Audi RS 7  Sportback, BMW M6 Gran Coupé, Frontansicht
Foto: Hans-Dieter Seufert

Ein gesteigertes Interesse an den Gesetzmäßigkeiten der Physik geht in der neunten Klasse selten einher mit romantischen Erfolgen. Während die einen Briefchen schrieben („Hi Sibylle, willst Du mit mir gehen: Ja. Nein. Wenn nein, gib’ den Brief an Sonja weiter“), lernten wir: Beschleunigung ist Geschwindigkeit durch Zeit. Weg ist Beschleunigung mal Zeit zum Quadrat durch zwei. Kraft ist Masse mal Beschleunigung. Geschwindigkeit ist Weg durch Zeit. So können wir ausrechnen, dass der Audi RS 7 Performance, wenn er sich in 3,5 Sekunden von null auf 100 km/h stanzt, eine durchschnittliche Beschleunigung von 7,94 m/s² erzielt, was so weit nicht weg ist von einem freien Fall (9,81 m/s²). Für den Spurt auf 100 km/h braucht er 48,63 Meter Strecke und eine Kraft von 16.023 Newton. Formen wir noch um, dass der Audi bei Höchsttempo pro Sekunde 84,7 Meter zurücklegt, und stellen fest: Das bringt alles nichts.

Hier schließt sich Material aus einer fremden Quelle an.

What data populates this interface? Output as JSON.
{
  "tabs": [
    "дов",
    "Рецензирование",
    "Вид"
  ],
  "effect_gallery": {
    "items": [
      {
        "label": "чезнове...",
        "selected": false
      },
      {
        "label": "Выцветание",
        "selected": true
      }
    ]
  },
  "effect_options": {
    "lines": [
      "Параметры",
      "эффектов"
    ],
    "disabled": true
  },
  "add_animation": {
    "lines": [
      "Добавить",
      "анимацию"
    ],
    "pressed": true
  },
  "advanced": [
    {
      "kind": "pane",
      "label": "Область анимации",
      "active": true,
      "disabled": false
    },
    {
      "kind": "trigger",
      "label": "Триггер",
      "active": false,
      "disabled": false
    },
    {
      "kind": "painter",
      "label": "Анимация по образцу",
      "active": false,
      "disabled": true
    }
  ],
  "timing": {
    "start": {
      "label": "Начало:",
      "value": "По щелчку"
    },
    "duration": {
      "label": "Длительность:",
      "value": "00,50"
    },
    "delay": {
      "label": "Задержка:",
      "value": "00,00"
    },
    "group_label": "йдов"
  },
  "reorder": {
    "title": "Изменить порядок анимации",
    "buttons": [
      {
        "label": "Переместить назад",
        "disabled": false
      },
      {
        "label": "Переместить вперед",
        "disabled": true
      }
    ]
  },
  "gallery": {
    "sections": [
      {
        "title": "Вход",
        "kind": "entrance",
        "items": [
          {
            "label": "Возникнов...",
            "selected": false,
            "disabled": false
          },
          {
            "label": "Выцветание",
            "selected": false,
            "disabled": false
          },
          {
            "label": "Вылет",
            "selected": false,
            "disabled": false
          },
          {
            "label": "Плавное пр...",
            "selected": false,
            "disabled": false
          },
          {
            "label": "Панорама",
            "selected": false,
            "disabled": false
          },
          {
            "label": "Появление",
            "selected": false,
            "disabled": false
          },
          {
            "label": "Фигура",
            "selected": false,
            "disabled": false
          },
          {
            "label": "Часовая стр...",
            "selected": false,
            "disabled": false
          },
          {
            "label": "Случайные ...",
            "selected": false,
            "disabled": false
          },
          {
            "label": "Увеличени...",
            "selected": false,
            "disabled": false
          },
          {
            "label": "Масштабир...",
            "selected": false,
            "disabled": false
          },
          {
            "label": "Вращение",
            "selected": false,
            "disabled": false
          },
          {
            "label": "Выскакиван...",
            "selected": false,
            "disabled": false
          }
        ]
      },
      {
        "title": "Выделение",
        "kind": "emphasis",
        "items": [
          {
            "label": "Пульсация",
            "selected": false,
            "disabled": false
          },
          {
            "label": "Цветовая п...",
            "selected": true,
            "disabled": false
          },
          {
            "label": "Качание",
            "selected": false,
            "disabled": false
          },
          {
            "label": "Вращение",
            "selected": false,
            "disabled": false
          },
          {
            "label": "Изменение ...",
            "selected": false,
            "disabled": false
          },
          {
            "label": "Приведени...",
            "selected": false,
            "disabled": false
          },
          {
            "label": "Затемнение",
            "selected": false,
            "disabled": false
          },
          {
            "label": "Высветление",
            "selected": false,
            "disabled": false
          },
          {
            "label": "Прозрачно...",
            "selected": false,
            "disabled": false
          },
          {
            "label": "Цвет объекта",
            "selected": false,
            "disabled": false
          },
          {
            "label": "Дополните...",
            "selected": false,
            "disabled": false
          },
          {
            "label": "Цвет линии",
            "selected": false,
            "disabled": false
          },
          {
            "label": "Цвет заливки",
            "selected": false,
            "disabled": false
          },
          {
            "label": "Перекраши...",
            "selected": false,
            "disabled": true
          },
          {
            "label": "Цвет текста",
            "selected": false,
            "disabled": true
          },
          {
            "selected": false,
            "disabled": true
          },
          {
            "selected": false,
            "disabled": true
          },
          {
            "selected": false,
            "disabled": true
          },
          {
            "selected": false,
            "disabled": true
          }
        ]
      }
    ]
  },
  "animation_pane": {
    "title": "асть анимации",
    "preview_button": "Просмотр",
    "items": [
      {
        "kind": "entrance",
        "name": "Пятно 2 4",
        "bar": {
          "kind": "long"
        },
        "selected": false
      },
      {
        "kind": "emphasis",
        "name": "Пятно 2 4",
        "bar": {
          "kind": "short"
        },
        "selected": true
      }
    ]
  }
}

Denn was gleich passiert, können die Zahlen nicht erklären. Da sitzen wir am Anfang der Messgeraden im Audi RS 7 Performance, und er katapultiert los, als wolle er erst die Asphaltdecke aufkrempeln und danach den Horizont überholen. Macht er sich dazu auf, kannst du nebenher mit der Sprachbedienung plauschen oder der Sportauspuffanlage lauschen. Das Beschleunigen geht nebenbei, das könnte Lieschen Müllers Oma: linken Fuß von der Bremse, rechten Fuß voll aufs Gas. Alles Weitere regeln ESP, Antriebssteuerung, Allrad und eben 605 PS sowie 750 Nm – 45 PS und 50 Nm mehr als beim normalen RS 7. Bei dem drängte sich der Bedarf an Mehrleistung so direkt nicht auf. Und wenn wir kurz mal ganz vernünftig sein wollen: Eigentlich bringt der Performance nichts. Sein Vorteil gipfelt darin, dass der Audi RS 7 Performance 0,2 Sekunden schneller auf Tempo 100 spurtet als der letzte 560-PS-RS 7, der bei uns war. So vermögen selbst wir die 7.000 Euro extra für den Performance nicht mit allem Nachdruck empfehlen.

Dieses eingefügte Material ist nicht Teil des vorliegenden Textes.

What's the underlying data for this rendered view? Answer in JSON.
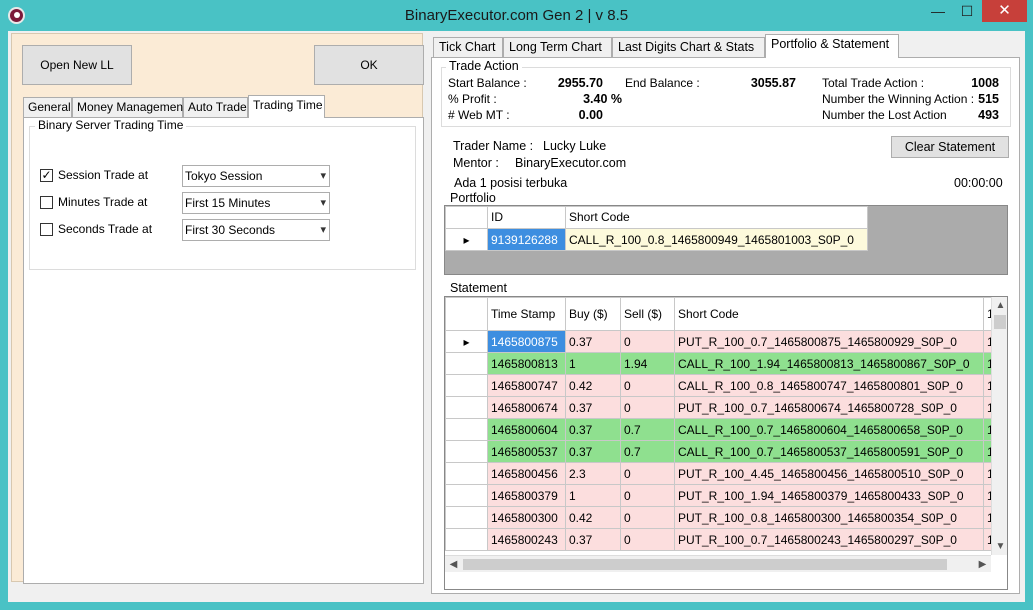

Mehrleistung? Eher Mehrdrama

Noch schwieriger wird es beim BMW M6 Gran Coupé, die 8.500 Euro für das Competition-Paket schönzurechnen. Dafür gibt es 40 PS mehr, mit denen das viertürige Coupé exakt gar nicht schneller auf Tempo 100 beschleunigt als die letzte Testvariante mit 560 PS. Wobei es der M6 durchaus versteht, 4,1 Sekunden Spurt dramaturgisch zu inszenieren. So ein Audi RS 7 Performance kann auch nett sein, goldenretrievert brav durchs Schneegestöber. Mit dem BMW M6 Gran Coupé Competition ist es immer so, als satteltest du morgens einen Tyrannosaurus mit böser Laune. Bei Start brüllt er, ruckelt verspannt los, keilt selbst in der sachtesten Kennlinie des Getriebes herb durch die sieben doppelverkuppelten Gänge, röhrt sich warm und an die Startlinie. M-Knopf drücken, bestätigen, dann stellen sich Antrieb, Fahrwerk, Elektronik und Lenkung auf Attacke. Festbremsen, Gas, Bremse los. Möge das Drama beginnen.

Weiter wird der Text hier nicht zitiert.